HMGA2 is a Driver of Tumor Metastasis
Mené à l'aide d'un modèle murin, cette étude met en évidence le rôle joué par la protéine HMGA2 dans le processus métastatique d'un cancer du sein
The non-histone chromatin binding protein HMGA2 is expressed predominantly in the mesenchyme prior to its differentiation, but it is also expressed in tumors of epithelial origin. Ectopic expression of HMGA2 in epithelial cells induces epithelial-mesenchymal transition (EMT), which has been implicated in the acquisition of metastatic characters in tumor cells. However, little is known regarding in vivo modulation of HMGA2 and its effector functions in tumor metastasis. Here we report that HMGA2 loss-of-function in a mouse model of cancer reduces tumor multiplicity. HMGA2-positive cells were identified at the invasive front of human and mouse tumors.
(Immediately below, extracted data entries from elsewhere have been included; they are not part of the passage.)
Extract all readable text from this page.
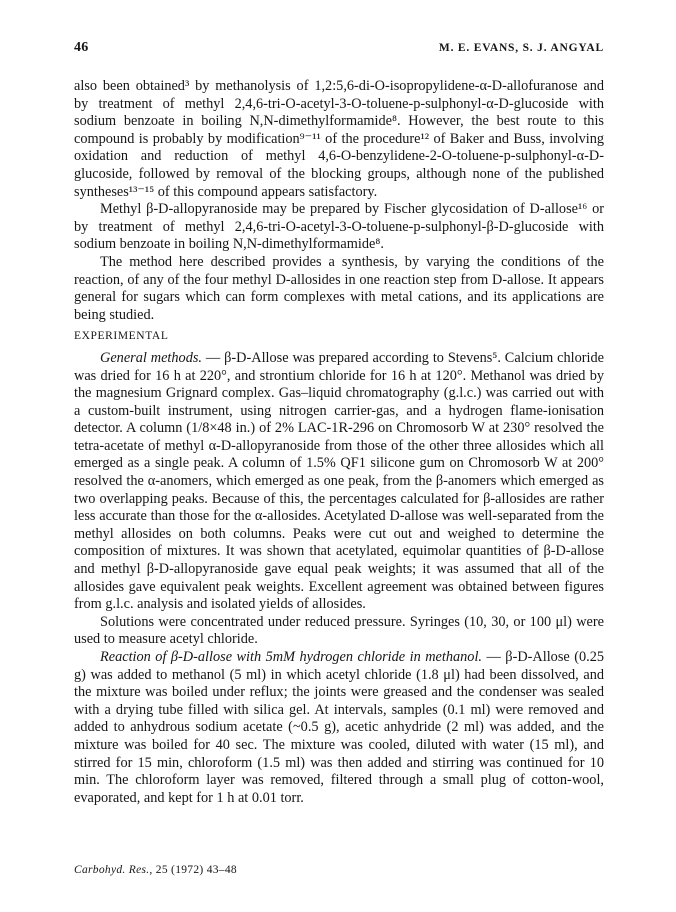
46	M. E. EVANS, S. J. ANGYAL

also been obtained³ by methanolysis of 1,2:5,6-di-O-isopropylidene-α-D-allofuranose and by treatment of methyl 2,4,6-tri-O-acetyl-3-O-toluene-p-sulphonyl-α-D-glucoside with sodium benzoate in boiling N,N-dimethylformamide⁸. However, the best route to this compound is probably by modification⁹⁻¹¹ of the procedure¹² of Baker and Buss, involving oxidation and reduction of methyl 4,6-O-benzylidene-2-O-toluene-p-sulphonyl-α-D-glucoside, followed by removal of the blocking groups, although none of the published syntheses¹³⁻¹⁵ of this compound appears satisfactory.

Methyl β-D-allopyranoside may be prepared by Fischer glycosidation of D-allose¹⁶ or by treatment of methyl 2,4,6-tri-O-acetyl-3-O-toluene-p-sulphonyl-β-D-glucoside with sodium benzoate in boiling N,N-dimethylformamide⁸.

The method here described provides a synthesis, by varying the conditions of the reaction, of any of the four methyl D-allosides in one reaction step from D-allose. It appears general for sugars which can form complexes with metal cations, and its applications are being studied.

EXPERIMENTAL

General methods. — β-D-Allose was prepared according to Stevens⁵. Calcium chloride was dried for 16 h at 220°, and strontium chloride for 16 h at 120°. Methanol was dried by the magnesium Grignard complex. Gas–liquid chromatography (g.l.c.) was carried out with a custom-built instrument, using nitrogen carrier-gas, and a hydrogen flame-ionisation detector. A column (1/8×48 in.) of 2% LAC-1R-296 on Chromosorb W at 230° resolved the tetra-acetate of methyl α-D-allopyranoside from those of the other three allosides which all emerged as a single peak. A column of 1.5% QF1 silicone gum on Chromosorb W at 200° resolved the α-anomers, which emerged as one peak, from the β-anomers which emerged as two overlapping peaks. Because of this, the percentages calculated for β-allosides are rather less accurate than those for the α-allosides. Acetylated D-allose was well-separated from the methyl allosides on both columns. Peaks were cut out and weighed to determine the composition of mixtures. It was shown that acetylated, equimolar quantities of β-D-allose and methyl β-D-allopyranoside gave equal peak weights; it was assumed that all of the allosides gave equivalent peak weights. Excellent agreement was obtained between figures from g.l.c. analysis and isolated yields of allosides.

Solutions were concentrated under reduced pressure. Syringes (10, 30, or 100 μl) were used to measure acetyl chloride.

Reaction of β-D-allose with 5mM hydrogen chloride in methanol. — β-D-Allose (0.25 g) was added to methanol (5 ml) in which acetyl chloride (1.8 μl) had been dissolved, and the mixture was boiled under reflux; the joints were greased and the condenser was sealed with a drying tube filled with silica gel. At intervals, samples (0.1 ml) were removed and added to anhydrous sodium acetate (~0.5 g), acetic anhydride (2 ml) was added, and the mixture was boiled for 40 sec. The mixture was cooled, diluted with water (15 ml), and stirred for 15 min, chloroform (1.5 ml) was then added and stirring was continued for 10 min. The chloroform layer was removed, filtered through a small plug of cotton-wool, evaporated, and kept for 1 h at 0.01 torr.

Carbohyd. Res., 25 (1972) 43–48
Additionally, in a mouse allograft model, HMGA2 overexpression converted non-metastatic 4TO7 breast cancer cells to metastatic cells that homed specifically to liver. Interestingly, expression of HMGA2 enhanced TGFbeta; signaling by activating expression of the TGFbeta; type II receptor (TGFbetaRII), which also localized to the invasive front of tumors. Together our results argued that HMGA2 plays a critical role in EMT by activating the TGFbeta; signaling pathway, thereby inducing invasion and metastasis of human epithelial cancers.